Onondaga County delivers 2 millionth free book through Imagination Library
Onondaga County’s free book program just passed 2 million deliveries, with about 16,000 books still going to children countywide each month.

The 2 millionth free book from Onondaga County’s Dolly Parton Imagination Library marked more than a ceremonial handoff. It showed how a program that began on Syracuse’s North Side has become a countywide early-literacy safety net for families with children from birth to age 5.
County Executive Ryan McMahon celebrated the milestone as the Literacy Coalition of Onondaga County continues to mail about 16,000 age-appropriate books every month. The books go directly to children’s homes at no cost to families, a small but steady intervention that advocates say helps build reading habits before kindergarten and gives parents a way to keep books in the home even when buying them is a stretch.
The new milestone came about 2.5 years after the county marked its 1.5 millionth book in November 2023, when 5-year-old Rocco Cestaro of Clay received the honor at the Northern Onondaga Public Library’s North Syracuse library. That earlier celebration reflected the same local pattern that has defined the program for years: a service that started in a few Syracuse ZIP codes and spread outward as demand and community support grew.
Virginia Carmody, the founding executive director of the Literacy Coalition of Onondaga County, brought the Dolly Parton Imagination Library to Central New York in May 2010. The county expanded the effort countywide in 2015 after it began as a smaller Syracuse-area initiative. Carmody died on Jan. 14, 2026, leaving behind a program that now reaches far beyond its original North Side footprint.

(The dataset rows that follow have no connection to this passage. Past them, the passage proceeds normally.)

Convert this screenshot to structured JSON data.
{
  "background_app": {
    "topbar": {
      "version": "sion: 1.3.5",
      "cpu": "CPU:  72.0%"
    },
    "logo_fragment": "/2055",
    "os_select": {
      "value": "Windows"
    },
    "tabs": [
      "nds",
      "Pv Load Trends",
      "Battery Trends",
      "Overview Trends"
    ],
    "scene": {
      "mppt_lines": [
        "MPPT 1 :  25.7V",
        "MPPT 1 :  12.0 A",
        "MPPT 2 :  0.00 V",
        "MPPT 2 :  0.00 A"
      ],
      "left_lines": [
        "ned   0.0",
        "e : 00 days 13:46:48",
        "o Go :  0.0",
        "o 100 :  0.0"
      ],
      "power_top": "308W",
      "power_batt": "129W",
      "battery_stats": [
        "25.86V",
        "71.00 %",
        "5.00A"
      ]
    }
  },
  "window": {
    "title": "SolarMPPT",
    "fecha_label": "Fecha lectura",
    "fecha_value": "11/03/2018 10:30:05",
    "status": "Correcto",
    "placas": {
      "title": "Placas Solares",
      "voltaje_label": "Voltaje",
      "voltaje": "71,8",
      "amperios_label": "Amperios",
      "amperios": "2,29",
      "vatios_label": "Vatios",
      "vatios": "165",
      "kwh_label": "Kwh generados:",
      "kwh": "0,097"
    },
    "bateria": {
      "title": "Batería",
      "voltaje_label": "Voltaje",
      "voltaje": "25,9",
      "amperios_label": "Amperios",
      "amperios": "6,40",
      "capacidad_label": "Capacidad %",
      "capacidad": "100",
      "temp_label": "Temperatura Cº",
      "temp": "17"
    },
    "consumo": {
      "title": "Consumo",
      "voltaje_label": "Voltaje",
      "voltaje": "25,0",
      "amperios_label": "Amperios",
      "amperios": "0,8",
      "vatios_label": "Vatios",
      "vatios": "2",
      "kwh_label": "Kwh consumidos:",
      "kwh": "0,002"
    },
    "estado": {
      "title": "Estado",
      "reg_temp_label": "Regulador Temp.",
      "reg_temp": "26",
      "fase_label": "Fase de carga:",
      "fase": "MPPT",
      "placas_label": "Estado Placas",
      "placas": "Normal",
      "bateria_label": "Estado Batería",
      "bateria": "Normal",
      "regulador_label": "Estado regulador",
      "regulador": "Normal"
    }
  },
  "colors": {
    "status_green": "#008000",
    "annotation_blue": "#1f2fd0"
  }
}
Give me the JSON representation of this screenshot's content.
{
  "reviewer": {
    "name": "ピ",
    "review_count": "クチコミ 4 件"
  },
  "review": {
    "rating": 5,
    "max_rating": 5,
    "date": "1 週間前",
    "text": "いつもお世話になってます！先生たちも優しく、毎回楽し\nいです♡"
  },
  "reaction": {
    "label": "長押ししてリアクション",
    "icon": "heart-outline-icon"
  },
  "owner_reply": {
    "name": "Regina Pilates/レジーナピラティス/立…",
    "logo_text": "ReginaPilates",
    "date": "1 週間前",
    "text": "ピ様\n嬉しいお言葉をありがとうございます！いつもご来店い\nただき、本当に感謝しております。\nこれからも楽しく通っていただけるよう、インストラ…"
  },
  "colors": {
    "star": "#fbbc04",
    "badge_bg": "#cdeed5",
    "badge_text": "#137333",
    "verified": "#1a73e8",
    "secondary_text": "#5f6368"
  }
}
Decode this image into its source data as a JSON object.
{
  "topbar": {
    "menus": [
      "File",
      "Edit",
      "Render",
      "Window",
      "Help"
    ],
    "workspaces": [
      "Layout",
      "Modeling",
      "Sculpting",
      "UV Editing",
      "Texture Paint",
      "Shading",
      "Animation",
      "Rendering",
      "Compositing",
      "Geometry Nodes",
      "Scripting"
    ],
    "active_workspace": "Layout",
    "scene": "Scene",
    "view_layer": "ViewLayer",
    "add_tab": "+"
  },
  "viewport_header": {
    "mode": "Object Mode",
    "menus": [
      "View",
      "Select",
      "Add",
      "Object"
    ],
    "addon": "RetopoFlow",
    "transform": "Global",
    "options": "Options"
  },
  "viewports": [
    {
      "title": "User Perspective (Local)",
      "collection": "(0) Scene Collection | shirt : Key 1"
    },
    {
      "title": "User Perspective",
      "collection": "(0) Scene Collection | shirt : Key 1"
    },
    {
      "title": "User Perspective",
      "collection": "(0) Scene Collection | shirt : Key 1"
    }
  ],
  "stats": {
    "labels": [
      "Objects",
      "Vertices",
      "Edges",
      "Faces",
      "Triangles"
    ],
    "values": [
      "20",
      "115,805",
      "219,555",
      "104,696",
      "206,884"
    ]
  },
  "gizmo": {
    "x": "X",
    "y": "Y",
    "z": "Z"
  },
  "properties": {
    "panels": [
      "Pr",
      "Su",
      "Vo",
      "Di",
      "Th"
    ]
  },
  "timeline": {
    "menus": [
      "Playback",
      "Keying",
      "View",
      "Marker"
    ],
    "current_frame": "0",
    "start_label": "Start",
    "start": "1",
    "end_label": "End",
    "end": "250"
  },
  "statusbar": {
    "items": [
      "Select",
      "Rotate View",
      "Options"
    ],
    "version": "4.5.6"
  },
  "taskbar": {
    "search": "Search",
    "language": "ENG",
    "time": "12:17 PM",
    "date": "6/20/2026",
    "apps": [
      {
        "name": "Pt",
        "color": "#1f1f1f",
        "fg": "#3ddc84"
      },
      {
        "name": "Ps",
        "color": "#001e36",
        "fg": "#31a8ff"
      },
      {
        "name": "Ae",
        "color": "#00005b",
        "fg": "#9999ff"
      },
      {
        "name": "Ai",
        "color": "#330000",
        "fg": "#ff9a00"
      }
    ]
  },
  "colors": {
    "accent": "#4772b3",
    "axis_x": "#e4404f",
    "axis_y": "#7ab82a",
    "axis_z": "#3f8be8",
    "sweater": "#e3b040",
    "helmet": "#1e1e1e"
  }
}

The coalition says every Onondaga County child from birth through age 5 is eligible, regardless of income. Parents and guardians can enroll online through the Literacy Coalition of Onondaga County or call program director Kim Kemp at 315-706-6924. Books typically begin arriving eight to 10 weeks after registration and continue until a child turns 5 or a family moves out of the county.
That expansion matters most in neighborhoods where book access and school readiness have long lagged. Local reporting on the program has cited research showing kindergarten readiness in Syracuse improved by 30 percent, and earlier coverage noted that about 6,000 Syracuse children were already receiving monthly books before the countywide rollout. In one North Side census tract, more than 60 percent of eligible children were enrolled even as only about 25 percent of children were considered ready for kindergarten, a gap that helped fuel support for broader reach.

Two million books later, the program remains less about a milestone than about repetition: one book, one month, one more child getting a start before school begins.